This repository contains a sample Windows Installer (MSI) definition that can be used to customize Windows 10 devices via Windows Autopilot (although there's no reason it can't be used with other deployment processes, e.g. MDT or ConfigMgr).
These customizations are currently supported:
- Customize start menu layout. By default it will apply a simple two-icon layout (similiar to the default one on Windows 10 1903, but without the Office app).
- Configure background image. A custom theme is deployed with a background image; the default user profile is then configured to use this theme. (Note that this won't work if the user is enabled for Enterprise State Roaming and has previously configured a background image.)
- Set time zone.
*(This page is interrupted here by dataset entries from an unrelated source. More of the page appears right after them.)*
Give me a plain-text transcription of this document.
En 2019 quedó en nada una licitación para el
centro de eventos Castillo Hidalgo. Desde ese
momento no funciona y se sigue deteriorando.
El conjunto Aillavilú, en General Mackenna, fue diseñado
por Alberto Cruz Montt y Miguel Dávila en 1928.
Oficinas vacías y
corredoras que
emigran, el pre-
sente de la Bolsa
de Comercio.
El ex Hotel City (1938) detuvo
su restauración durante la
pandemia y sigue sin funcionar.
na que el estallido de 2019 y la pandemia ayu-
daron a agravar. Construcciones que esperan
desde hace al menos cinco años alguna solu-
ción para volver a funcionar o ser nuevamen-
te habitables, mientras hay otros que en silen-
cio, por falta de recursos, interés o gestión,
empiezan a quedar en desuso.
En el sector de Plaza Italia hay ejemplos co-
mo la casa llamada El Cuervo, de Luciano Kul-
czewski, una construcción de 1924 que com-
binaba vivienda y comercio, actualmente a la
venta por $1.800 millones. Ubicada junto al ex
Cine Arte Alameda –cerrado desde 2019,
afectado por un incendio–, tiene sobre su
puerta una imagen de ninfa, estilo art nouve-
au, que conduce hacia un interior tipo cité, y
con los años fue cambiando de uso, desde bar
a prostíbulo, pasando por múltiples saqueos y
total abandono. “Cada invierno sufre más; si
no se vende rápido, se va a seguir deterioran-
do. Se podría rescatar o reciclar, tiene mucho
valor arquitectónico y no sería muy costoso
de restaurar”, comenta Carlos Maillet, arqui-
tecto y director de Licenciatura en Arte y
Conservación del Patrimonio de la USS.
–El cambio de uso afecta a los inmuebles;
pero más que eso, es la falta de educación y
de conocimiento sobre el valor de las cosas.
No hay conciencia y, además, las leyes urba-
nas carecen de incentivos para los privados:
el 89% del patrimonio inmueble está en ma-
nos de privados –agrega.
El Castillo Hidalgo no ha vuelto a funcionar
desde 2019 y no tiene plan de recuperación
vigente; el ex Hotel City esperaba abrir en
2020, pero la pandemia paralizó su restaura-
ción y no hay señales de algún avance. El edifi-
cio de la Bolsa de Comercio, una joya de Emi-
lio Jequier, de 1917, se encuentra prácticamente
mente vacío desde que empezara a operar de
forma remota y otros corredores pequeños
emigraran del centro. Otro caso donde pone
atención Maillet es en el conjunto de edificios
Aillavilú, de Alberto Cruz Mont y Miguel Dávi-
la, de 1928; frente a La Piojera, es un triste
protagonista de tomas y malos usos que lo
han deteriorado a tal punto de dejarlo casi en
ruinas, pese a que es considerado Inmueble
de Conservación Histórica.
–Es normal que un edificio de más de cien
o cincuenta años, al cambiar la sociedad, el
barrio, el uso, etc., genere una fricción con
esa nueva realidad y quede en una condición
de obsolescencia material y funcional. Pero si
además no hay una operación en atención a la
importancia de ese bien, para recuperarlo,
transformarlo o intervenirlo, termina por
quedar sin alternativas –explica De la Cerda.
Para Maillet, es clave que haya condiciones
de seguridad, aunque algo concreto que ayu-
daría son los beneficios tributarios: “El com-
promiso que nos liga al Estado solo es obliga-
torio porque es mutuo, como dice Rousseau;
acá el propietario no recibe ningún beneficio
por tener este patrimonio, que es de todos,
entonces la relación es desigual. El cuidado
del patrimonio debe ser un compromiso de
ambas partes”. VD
The time zone will be set to the specified time zone name (Pacific Standard Time by default).
- Remove in-box provisioned apps. A list of in-box provisioned apps will be removed.
- Install updated OneDrive client per-machine. To support the latest OneDrive features, the client will be updated and installed per-machine (instead of the per-user default).
- Disable the Edge desktop icon. When using OneDrive Known Folder Move, this can cause duplicate (and unnecessary) shortcuts to be synced.
- Install language packs. You can embed language pack CAB files into the MSI (place them into the LPs folder), and each will be automatically installed. (In a perfect world, these would be pulled from Windows Update, but there's no simple way to do that, hence the need to include these in the MSI. You can download the language pack ISO from MSDN or VLSC.)
- Install features on demand (FOD). Specify a list of features that you want to install, from the list at https://docs.microsoft.com/en-us/windows-hardware/manufacture/desktop/features-on-demand-non-language-fod. The needed components will be downloaded from Windows Update automatically and added to the running OS.
- Configure language settings. Adding a language pack isn't enough - you have to tell Windows that you want it to be configured for all users. This is done through an XML file fed to INTL.CPL; customize the file as needed. (Note this is commented out by default in the Config.xml file.)
- Configure default apps. Import a list of file associations (as created by manually configuring the associations that you want and then using "DISM /Online /Export-DefaultAppAssociations:C:\Associations.xml" to export those settings) that should replace the default app associations. (Note that even though an example is included from a customized Windows 10 1903 image, making IE 11 the default browser, you should replace this file with your own exported version. Also, do not edit the file that you exported, e.g. to remove entries that you didn't change.)
Requirements and Dependencies
This uses the Wix Toolkit 3.x, available for download from http://wixtoolset.org/releases/, to build the MSI. This must be downloaded and installed separately.
This also uses the PowerShell Wix extension, https://github.com/flcdrg/PowerShellWixExtension. The necessary components are included in this repository. (Note that these components are 32-bit only, hence the PowerShell script included in the MSI will run as 32-bit as well.)
To build the MSI, make any changes that you want (e.g. changing the list of apps to be removed), set the MSI version in the Product.wxs file, and then build it using the "Make.cmd" file.
Add the resulting MSI to Intune, or your deployment tool of choice. It should be installed per-machine, elevated, before users sign in. With Windows Autopilot, the Enrollment Status Page should be used (with Windows 10 1803 or higher) so that the machine-targeted MSI installs before any user signs in.
In the initial version, the "packages" folder wasn't included in the repository, so you could have gotten an error when trying to build the MSI. Now it's been added to fix that issue.